Grup maskapai anggaran terbesar di Asia Tenggara, AirAsia, merambah penerbangan jarak jauh dengan rute dari Kuala Lumpur melintasi Samudra Hindia ke Nairobi.
Sebelum penerbangan perdana pada 15 November, AirAsia mengatakan bahwa rute ini, yang akan dioperasikan oleh maskapai “medium-haul” mereka, AirAsia X, akan membantu “mendorong pertumbuhan pariwisata untuk kedua wilayah tersebut.”
Malaysia telah lama menjadi tujuan populer bagi wisatawan, dengan lebih dari 20 juta wisatawan asing setiap tahun dalam satu dekade sebelum pandemi Covid dan pembatasan.
Bandar Udara Internasional Kuala Lumpur baru-baru ini dinobatkan sebagai bandara terkoneksi kedua di dunia oleh OAG Aviation, peringkat yang didasarkan pada jaringan destinasi jarak pendek dan harga murah AirAsia di Asia Tenggara dan rute jauh AirAsia X ke kota-kota seperti Sydney dan Tokyo.

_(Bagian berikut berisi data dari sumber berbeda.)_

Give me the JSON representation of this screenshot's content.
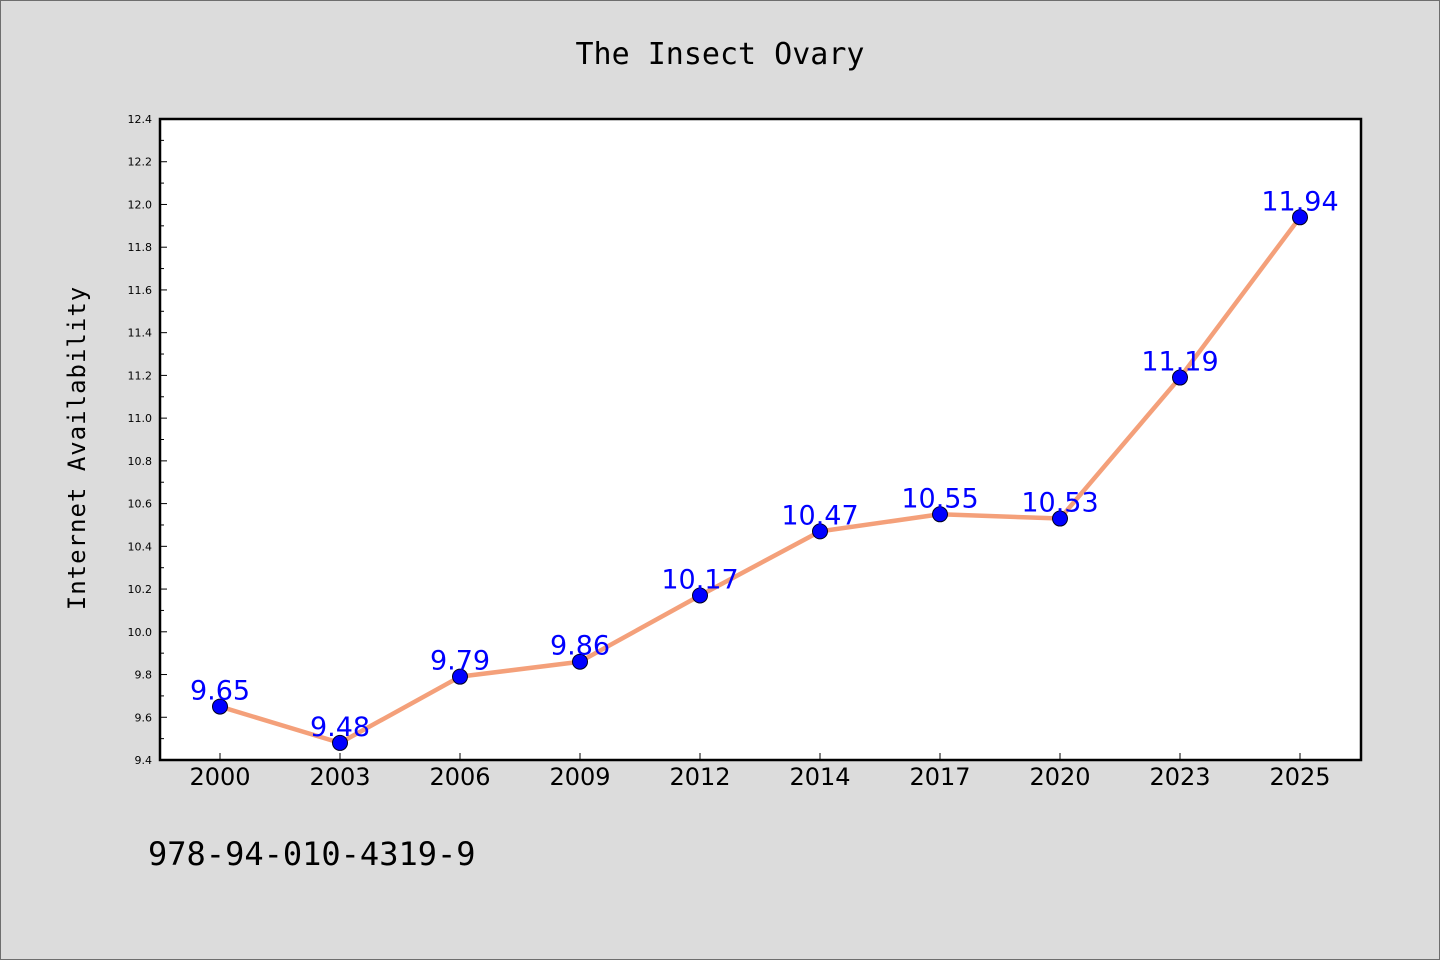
{
  "chart_data": {
    "type": "line",
    "title": "The Insect Ovary",
    "xlabel": "",
    "ylabel": "Internet Availability",
    "categories": [
      "2000",
      "2003",
      "2006",
      "2009",
      "2012",
      "2014",
      "2017",
      "2020",
      "2023",
      "2025"
    ],
    "values": [
      9.65,
      9.48,
      9.79,
      9.86,
      10.17,
      10.47,
      10.55,
      10.53,
      11.19,
      11.94
    ],
    "data_labels": [
      "9.65",
      "9.48",
      "9.79",
      "9.86",
      "10.17",
      "10.47",
      "10.55",
      "10.53",
      "11.19",
      "11.94"
    ],
    "ylim": [
      9.4,
      12.4
    ],
    "yticks": [
      "9.4",
      "9.6",
      "9.8",
      "10.0",
      "10.2",
      "10.4",
      "10.6",
      "10.8",
      "11.0",
      "11.2",
      "11.4",
      "11.6",
      "11.8",
      "12.0",
      "12.2",
      "12.4"
    ],
    "grid": false,
    "legend": "none",
    "colors": {
      "line": "#f4a07a",
      "marker": "#0000ff",
      "label": "#0000ff",
      "background": "#dcdcdc",
      "plot_background": "#ffffff"
    }
  },
  "footer_text": "978-94-010-4319-9"
}
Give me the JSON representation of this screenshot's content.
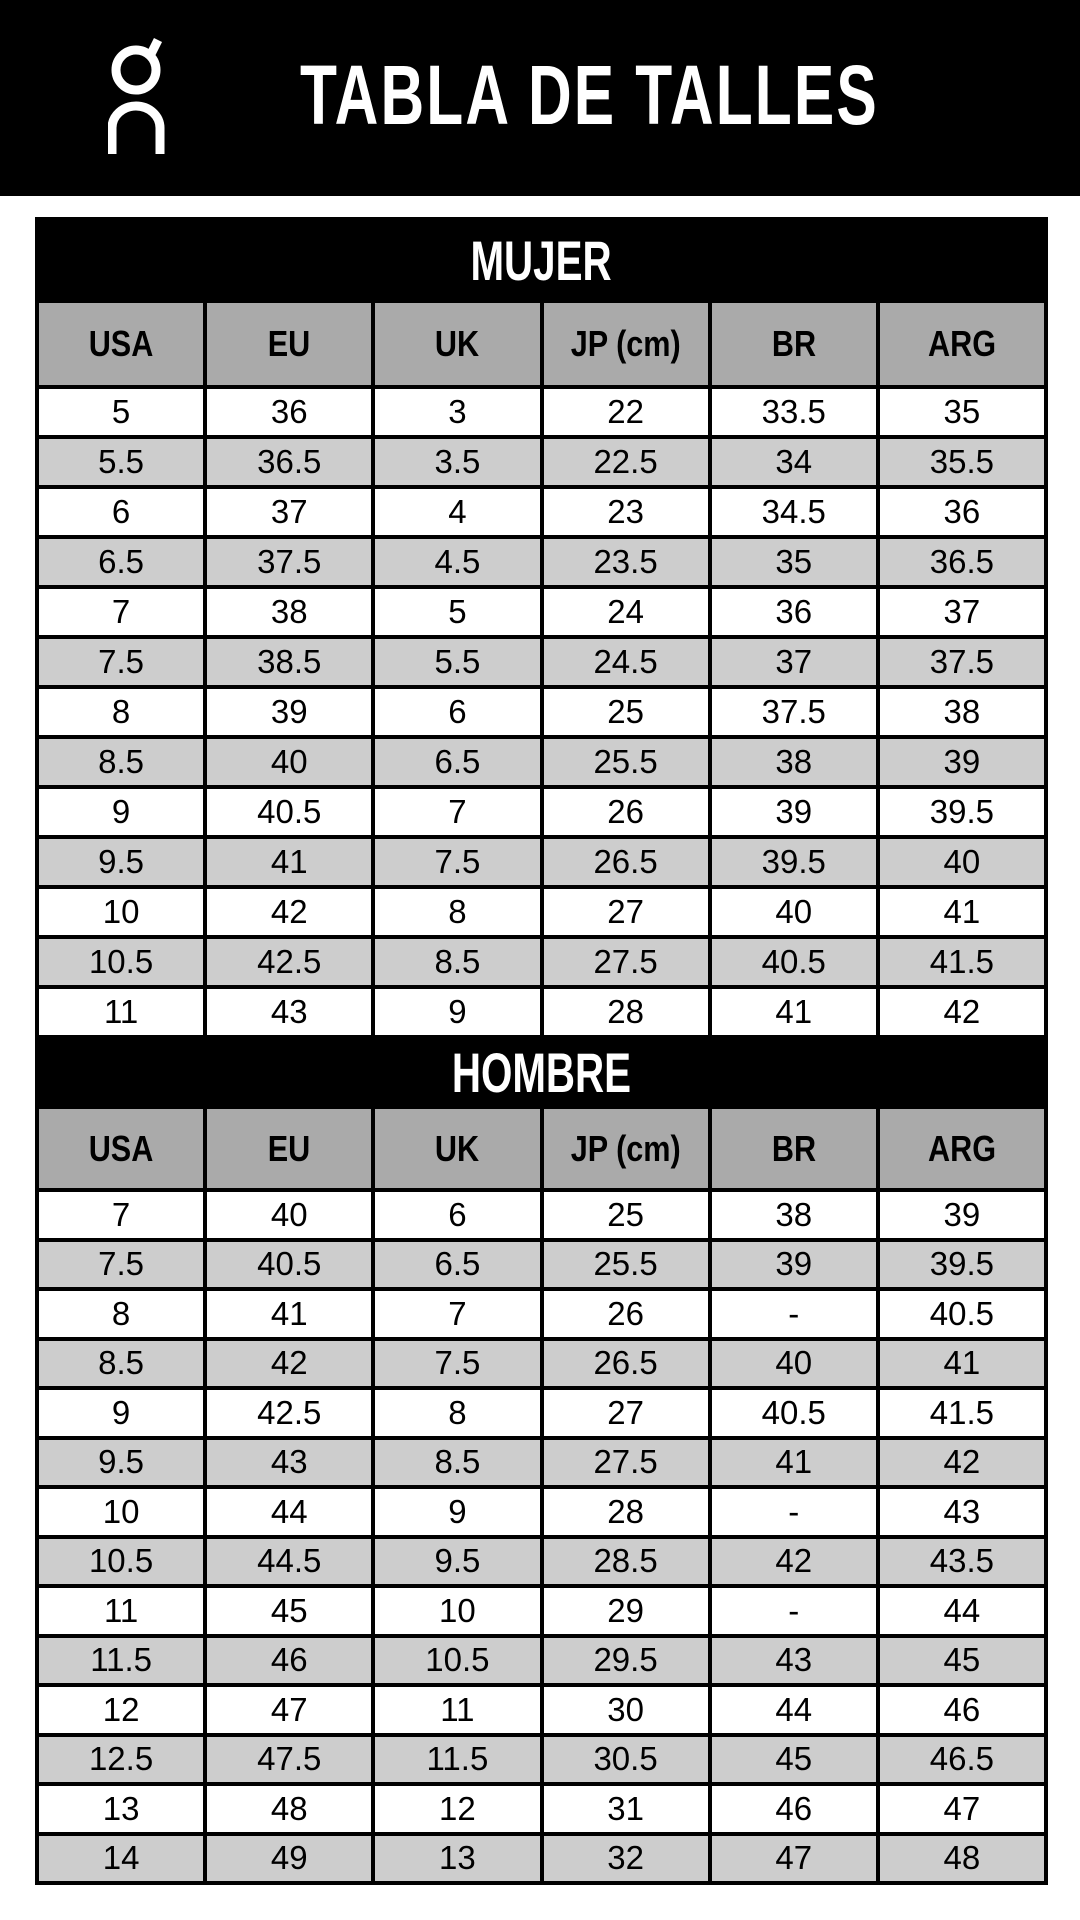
{
  "header": {
    "title": "TABLA DE TALLES",
    "logo": "On"
  },
  "colors": {
    "header_bg": "#000000",
    "column_header_bg": "#aaaaaa",
    "row_alt_bg": "#cdcdcd",
    "row_bg": "#ffffff"
  },
  "sections": [
    {
      "title": "MUJER",
      "columns": [
        "USA",
        "EU",
        "UK",
        "JP (cm)",
        "BR",
        "ARG"
      ],
      "rows": [
        [
          "5",
          "36",
          "3",
          "22",
          "33.5",
          "35"
        ],
        [
          "5.5",
          "36.5",
          "3.5",
          "22.5",
          "34",
          "35.5"
        ],
        [
          "6",
          "37",
          "4",
          "23",
          "34.5",
          "36"
        ],
        [
          "6.5",
          "37.5",
          "4.5",
          "23.5",
          "35",
          "36.5"
        ],
        [
          "7",
          "38",
          "5",
          "24",
          "36",
          "37"
        ],
        [
          "7.5",
          "38.5",
          "5.5",
          "24.5",
          "37",
          "37.5"
        ],
        [
          "8",
          "39",
          "6",
          "25",
          "37.5",
          "38"
        ],
        [
          "8.5",
          "40",
          "6.5",
          "25.5",
          "38",
          "39"
        ],
        [
          "9",
          "40.5",
          "7",
          "26",
          "39",
          "39.5"
        ],
        [
          "9.5",
          "41",
          "7.5",
          "26.5",
          "39.5",
          "40"
        ],
        [
          "10",
          "42",
          "8",
          "27",
          "40",
          "41"
        ],
        [
          "10.5",
          "42.5",
          "8.5",
          "27.5",
          "40.5",
          "41.5"
        ],
        [
          "11",
          "43",
          "9",
          "28",
          "41",
          "42"
        ]
      ]
    },
    {
      "title": "HOMBRE",
      "columns": [
        "USA",
        "EU",
        "UK",
        "JP (cm)",
        "BR",
        "ARG"
      ],
      "rows": [
        [
          "7",
          "40",
          "6",
          "25",
          "38",
          "39"
        ],
        [
          "7.5",
          "40.5",
          "6.5",
          "25.5",
          "39",
          "39.5"
        ],
        [
          "8",
          "41",
          "7",
          "26",
          "-",
          "40.5"
        ],
        [
          "8.5",
          "42",
          "7.5",
          "26.5",
          "40",
          "41"
        ],
        [
          "9",
          "42.5",
          "8",
          "27",
          "40.5",
          "41.5"
        ],
        [
          "9.5",
          "43",
          "8.5",
          "27.5",
          "41",
          "42"
        ],
        [
          "10",
          "44",
          "9",
          "28",
          "-",
          "43"
        ],
        [
          "10.5",
          "44.5",
          "9.5",
          "28.5",
          "42",
          "43.5"
        ],
        [
          "11",
          "45",
          "10",
          "29",
          "-",
          "44"
        ],
        [
          "11.5",
          "46",
          "10.5",
          "29.5",
          "43",
          "45"
        ],
        [
          "12",
          "47",
          "11",
          "30",
          "44",
          "46"
        ],
        [
          "12.5",
          "47.5",
          "11.5",
          "30.5",
          "45",
          "46.5"
        ],
        [
          "13",
          "48",
          "12",
          "31",
          "46",
          "47"
        ],
        [
          "14",
          "49",
          "13",
          "32",
          "47",
          "48"
        ]
      ]
    }
  ]
}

Nairobi telah berfungsi sebagai pusat bisnis regional de facto untuk Afrika Timur dan gerbang bagi liburan safari, termasuk bagi wisatawan Tiongkok dan India, yang jumlahnya meningkat dalam beberapa tahun terakhir. Asia Tenggara tampaknya menjadi pasar target berikutnya. Dalam sebuah pernyataan bersama, AirAsia dan Kenya Tourism Board mengatakan bahwa Nairobi “sebagai pusat penting” di Afrika Timur, di mana ada rencana untuk menarik hingga 14 juta wisatawan setiap tahun.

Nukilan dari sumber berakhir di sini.